Kepala Dinas Pemadam Kebakaran dan Penyelamatan (Damkar) Kabupaten Inhil, Junaidi Rahmat, membenarkan kedatangan tim tersebut pada Rabu (5/8/2026).
"Alhamdulillah, Tim BBKSDA Riau sudah tiba di Inhil dan akan segera melakukan langkah-langkah penanganan terhadap monyet liar yang selama ini menyerang warga," ujar Junaidi.
Setibanya di Tembilahan, tim BBKSDA langsung menggelar rapat koordinasi bersama tim gabungan di Kantor Lurah Tembilahan untuk menyusun strategi penanganan di lapangan.
Menurut Junaidi, kehadiran BBKSDA menjadi angin segar bagi masyarakat yang selama beberapa hari terakhir hidup dalam ketakutan akibat serangan monyet liar di wilayah Kecamatan Tembilahan dan sekitarnya.
Sebelumnya, personel Damkar bersama TNI, Polri, relawan, dan unsur terkait telah berulang kali melakukan penyisiran di sejumlah lokasi yang diduga menjadi persembunyian satwa tersebut. Namun, upaya penangkapan belum membuahkan hasil karena monyet terus berpindah-pindah lokasi dan menunjukkan perilaku yang agresif.
"Tim BBKSDA memiliki keahlian dan peralatan khusus dalam menangani satwa liar. Kami berharap dengan bergabungnya mereka, proses evakuasi dapat segera berhasil sehingga tidak ada lagi warga yang menjadi korban," katanya.
Sementara itu, Camat Tembilahan, Ari Syuria, menyebutkan jumlah korban akibat serangan monyet liar hingga saat ini telah mencapai 18 orang. Para korban mengalami luka gigitan dan cakaran dengan tingkat keparahan yang berbeda-beda.
Seluruh korban, lanjut Ari, telah mendapatkan penanganan medis serta vaksin antirabies yang disediakan Pemerintah Kabupaten Indragiri Hilir.
Ia juga mengimbau masyarakat agar tetap waspada dan tidak mencoba menangkap maupun melukai monyet tersebut secara mandiri karena dapat membahayakan keselamatan.

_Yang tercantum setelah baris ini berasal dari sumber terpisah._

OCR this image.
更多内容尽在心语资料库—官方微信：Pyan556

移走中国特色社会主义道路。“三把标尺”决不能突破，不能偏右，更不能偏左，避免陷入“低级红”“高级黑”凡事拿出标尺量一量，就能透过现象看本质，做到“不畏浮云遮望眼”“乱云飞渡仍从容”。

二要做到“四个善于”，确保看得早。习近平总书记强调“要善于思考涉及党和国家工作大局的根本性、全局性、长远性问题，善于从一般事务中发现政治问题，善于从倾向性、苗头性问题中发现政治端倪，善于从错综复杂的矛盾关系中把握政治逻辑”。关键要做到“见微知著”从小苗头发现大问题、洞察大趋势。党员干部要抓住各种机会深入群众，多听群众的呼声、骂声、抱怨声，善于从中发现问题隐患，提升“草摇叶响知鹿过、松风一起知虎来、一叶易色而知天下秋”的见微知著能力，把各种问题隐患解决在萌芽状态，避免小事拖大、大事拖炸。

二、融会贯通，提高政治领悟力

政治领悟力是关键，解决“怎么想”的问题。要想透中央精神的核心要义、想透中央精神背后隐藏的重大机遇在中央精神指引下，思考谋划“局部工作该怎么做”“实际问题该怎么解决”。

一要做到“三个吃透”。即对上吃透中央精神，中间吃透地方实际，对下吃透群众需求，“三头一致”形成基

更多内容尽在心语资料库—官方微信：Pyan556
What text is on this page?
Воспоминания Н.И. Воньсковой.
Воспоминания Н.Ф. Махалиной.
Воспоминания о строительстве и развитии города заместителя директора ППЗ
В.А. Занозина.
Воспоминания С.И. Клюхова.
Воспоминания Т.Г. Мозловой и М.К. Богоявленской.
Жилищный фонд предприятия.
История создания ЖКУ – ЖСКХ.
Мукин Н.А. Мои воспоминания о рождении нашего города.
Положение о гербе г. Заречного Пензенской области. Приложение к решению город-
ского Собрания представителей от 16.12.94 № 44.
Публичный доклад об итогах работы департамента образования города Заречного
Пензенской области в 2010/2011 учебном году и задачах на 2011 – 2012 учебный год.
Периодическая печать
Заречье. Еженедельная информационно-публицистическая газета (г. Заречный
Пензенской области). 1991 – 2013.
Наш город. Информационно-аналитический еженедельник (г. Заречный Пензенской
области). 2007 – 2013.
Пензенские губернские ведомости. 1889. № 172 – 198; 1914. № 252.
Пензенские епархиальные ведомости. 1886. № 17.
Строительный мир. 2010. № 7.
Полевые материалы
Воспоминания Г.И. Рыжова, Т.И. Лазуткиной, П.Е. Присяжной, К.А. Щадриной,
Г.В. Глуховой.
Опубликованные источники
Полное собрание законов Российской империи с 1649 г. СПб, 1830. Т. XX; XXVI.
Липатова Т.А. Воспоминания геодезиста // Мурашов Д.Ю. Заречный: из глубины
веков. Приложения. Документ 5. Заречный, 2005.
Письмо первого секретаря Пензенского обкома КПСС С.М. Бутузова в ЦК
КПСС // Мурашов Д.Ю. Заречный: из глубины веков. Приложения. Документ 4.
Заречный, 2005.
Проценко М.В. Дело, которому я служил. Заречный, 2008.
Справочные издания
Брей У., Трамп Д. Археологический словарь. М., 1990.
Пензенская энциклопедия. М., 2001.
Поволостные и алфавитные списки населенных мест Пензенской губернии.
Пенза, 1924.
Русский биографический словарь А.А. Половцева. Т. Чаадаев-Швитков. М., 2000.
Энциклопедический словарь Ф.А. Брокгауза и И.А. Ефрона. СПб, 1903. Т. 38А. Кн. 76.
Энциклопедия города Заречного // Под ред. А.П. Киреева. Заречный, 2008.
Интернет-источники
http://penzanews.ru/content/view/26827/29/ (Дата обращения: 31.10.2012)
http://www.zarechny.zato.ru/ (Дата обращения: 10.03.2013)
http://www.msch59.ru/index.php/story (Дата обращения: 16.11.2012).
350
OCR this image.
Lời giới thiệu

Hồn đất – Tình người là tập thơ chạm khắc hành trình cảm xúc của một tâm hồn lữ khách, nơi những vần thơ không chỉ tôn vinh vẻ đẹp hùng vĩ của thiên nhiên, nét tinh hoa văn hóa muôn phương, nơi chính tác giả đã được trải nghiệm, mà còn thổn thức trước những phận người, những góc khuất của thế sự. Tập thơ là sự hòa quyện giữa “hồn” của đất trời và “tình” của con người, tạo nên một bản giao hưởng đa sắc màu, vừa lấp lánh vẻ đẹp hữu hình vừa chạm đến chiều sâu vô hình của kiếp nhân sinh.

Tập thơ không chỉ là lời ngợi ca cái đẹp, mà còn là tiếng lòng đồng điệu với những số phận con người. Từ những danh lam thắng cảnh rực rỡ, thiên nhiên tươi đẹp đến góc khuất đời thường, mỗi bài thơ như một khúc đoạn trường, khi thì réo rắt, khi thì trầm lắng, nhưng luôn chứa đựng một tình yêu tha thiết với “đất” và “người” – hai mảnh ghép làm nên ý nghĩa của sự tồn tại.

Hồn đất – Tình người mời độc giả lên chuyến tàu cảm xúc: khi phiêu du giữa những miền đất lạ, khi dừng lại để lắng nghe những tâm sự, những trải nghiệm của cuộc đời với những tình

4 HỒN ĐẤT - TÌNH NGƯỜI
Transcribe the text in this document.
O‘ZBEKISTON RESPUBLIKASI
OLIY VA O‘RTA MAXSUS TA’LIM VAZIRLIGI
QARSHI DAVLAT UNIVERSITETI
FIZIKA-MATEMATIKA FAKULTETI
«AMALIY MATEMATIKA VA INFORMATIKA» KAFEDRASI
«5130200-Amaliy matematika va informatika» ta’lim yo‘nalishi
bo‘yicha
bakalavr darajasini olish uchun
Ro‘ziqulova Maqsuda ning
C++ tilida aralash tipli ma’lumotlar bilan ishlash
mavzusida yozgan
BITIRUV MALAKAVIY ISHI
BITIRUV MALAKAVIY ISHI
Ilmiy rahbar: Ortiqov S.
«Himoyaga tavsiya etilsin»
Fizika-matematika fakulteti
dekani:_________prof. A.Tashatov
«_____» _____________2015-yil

"Masyarakat diminta segera melaporkan apabila melihat keberadaan monyet liar. Jangan mendekati atau berusaha menangkap sendiri. Serahkan penanganannya kepada petugas agar proses evakuasi berjalan aman," tegasnya.
Pemerintah Kabupaten Indragiri Hilir bersama Damkar, TNI, Polri, relawan, dan Tim BBKSDA Riau terus berupaya mengakhiri teror satwa liar tersebut agar aktivitas masyarakat kembali normal dan rasa aman dapat dirasakan seluruh warga.